De son côté, Vincent Maréchal, professeur de virologie à l'université Paris-Sorbonne, craint que cette période d'attente ne décourage les jeunes de se faire vacciner l'heure venue. "Nous sommes dans un pays où il existe une vraie défiance vis-à-vis du vaccin", rappelle-t-il auprès de France 24. "Là, nous avons des gens prêts à aller se faire vacciner mais qui ne peuvent pas. Il ne faut pas que dans quelques semaines, cela provoque un flottement avec des gens découragés."
"On sait que vacciner permet de protéger des formes graves du Covid-19", rappelle-t-il. "On a aussi de plus en plus de signes que la vaccination permet de limiter la circulation du virus. Mais pour cela, il faut vacciner massivement", insiste-t-il.
Une réelle pénurie de patients ?
Lors d'une conférence de presse organisée mercredi, le patron de Doctolib, une plateforme de prise de rendez-vous en ligne, Stanislas Niox-Chateau, a cependant tenu à rassurer. "La vaccination contre le Covid-19 ne souffre pas d'un manque de demandes. Tout du moins, dans les centres de vaccination proposant des vaccins Pfizer et Moderna", a-t-il précisé.
Plutôt qu'une pénurie de volontaires, il rappelle ainsi qu'il est "normal" qu'un nombre croissant de rendez-vous soient disponibles chaque jour, le nombre de doses livrées à la France augmentant chaque semaine.
"Tous les jours, Doctolib offre environ 250 000 rendez-vous. Mais tous les jours, ces rendez-vous sont donnés", assure-t-il, précisant que le temps d'attente entre la prise de rendez-vous et l'injection est actuellement, en moyenne, de neuf jours.
Stanislas Niox-Chateau explique cependant ne pas avoir de visibilité sur le profil des personnes qui jouissent des rendez-vous, notamment ceux pris à la dernière minute, pour le jour même. "Doctolib met en relation les individus avec les centres de vaccination, après ce sont eux qui choisissent s'ils acceptent des personnes hors cible ou non."
"Il serait par ailleurs très difficile d'accélérer la vaccination sur Pfizer et Moderna", a-t-il ajouté, mettant en avant les taux d'utilisation très hauts de ces deux vaccins. Selon les chiffres diffusés par la Direction régionale de la Santé, celui de Pfizer était ainsi de 91 %, contre 89 % au 30 mars. Il s'établit à 82 % pour le Moderna, contre 65 % un mois auparavant.
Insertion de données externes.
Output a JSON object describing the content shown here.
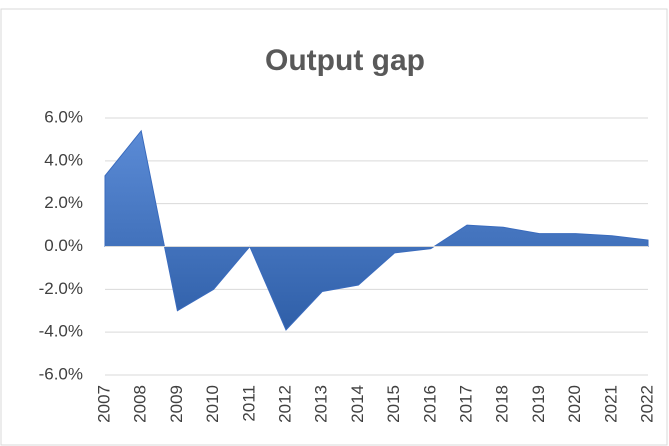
{
  "chart_data": {
    "type": "area",
    "title": "Output gap",
    "categories": [
      "2007",
      "2008",
      "2009",
      "2010",
      "2011",
      "2012",
      "2013",
      "2014",
      "2015",
      "2016",
      "2017",
      "2018",
      "2019",
      "2020",
      "2021",
      "2022"
    ],
    "series": [
      {
        "name": "Output gap",
        "color": "#4472c4",
        "values": [
          3.3,
          5.4,
          -3.0,
          -2.0,
          0.0,
          -3.9,
          -2.1,
          -1.8,
          -0.3,
          -0.1,
          1.0,
          0.9,
          0.6,
          0.6,
          0.5,
          0.3
        ]
      }
    ],
    "ylim": [
      -6,
      6
    ],
    "yticks": [
      {
        "value": -6,
        "label": "-6.0%"
      },
      {
        "value": -4,
        "label": "-4.0%"
      },
      {
        "value": -2,
        "label": "-2.0%"
      },
      {
        "value": 0,
        "label": "0.0%"
      },
      {
        "value": 2,
        "label": "2.0%"
      },
      {
        "value": 4,
        "label": "4.0%"
      },
      {
        "value": 6,
        "label": "6.0%"
      }
    ],
    "grid": true
  }
}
"Les approvisionnements en vaccins s'améliorent de jour en jour", abonde Vincent Maréchal. "Si la demande est là, pourquoi ne pas étendre la vaccination dès à présent ?", questionne-t-il. "Pourquoi ne pas, par exemple, ouvrir la vaccination mais créer un système de coupe-file pour que les personnes prioritaires restent prioritaires."
Rassurer sur le vaccin AstraZeneca
Plutôt que d'élargir la vaccination, Stanislas Niox-Chateau, le patron de Doctolib, rappelle qu'il reste de nombreux créneaux disponibles pour AstraZeneca en ville, chez les médecins et les pharmaciens.
Le vaccin britannique est injecté au rythme de 45 000 doses par jour, quand "on pourrait en faire 100 000 à 150 000", a-t-il estimé, s'appuyant sur les chiffres de la Direction régionale de la Santé. Le 25 avril, le taux d'utilisation du vaccin AstraZeneca, boudé par une partie de la population, s'élevait à 73 %.
Cette marge devrait cependant, selon lui, d'abord servir aux "7 millions de Français de plus de 60 ans qui n'ont toujours pas de rendez-vous".
Olivier Véran a par ailleurs appelé les personnes éligibles à la vaccination "à se précipiter sur leur téléphone ou sur leur ordinateur pour regarder si le centre le plus proche d'eux n'a pas de créneaux."
"Un élargissement de la vaccination" serait "prématuré" à ce stade, a quant à lui répondu Jean Castex à la sortie du Conseil des ministres, mercredi, sans toutefois fermer la porte "à un élargissement des publics" s'il se confirmait qu'un "certain nombre de rendez-vous" disponibles n'étaient "pas honorés".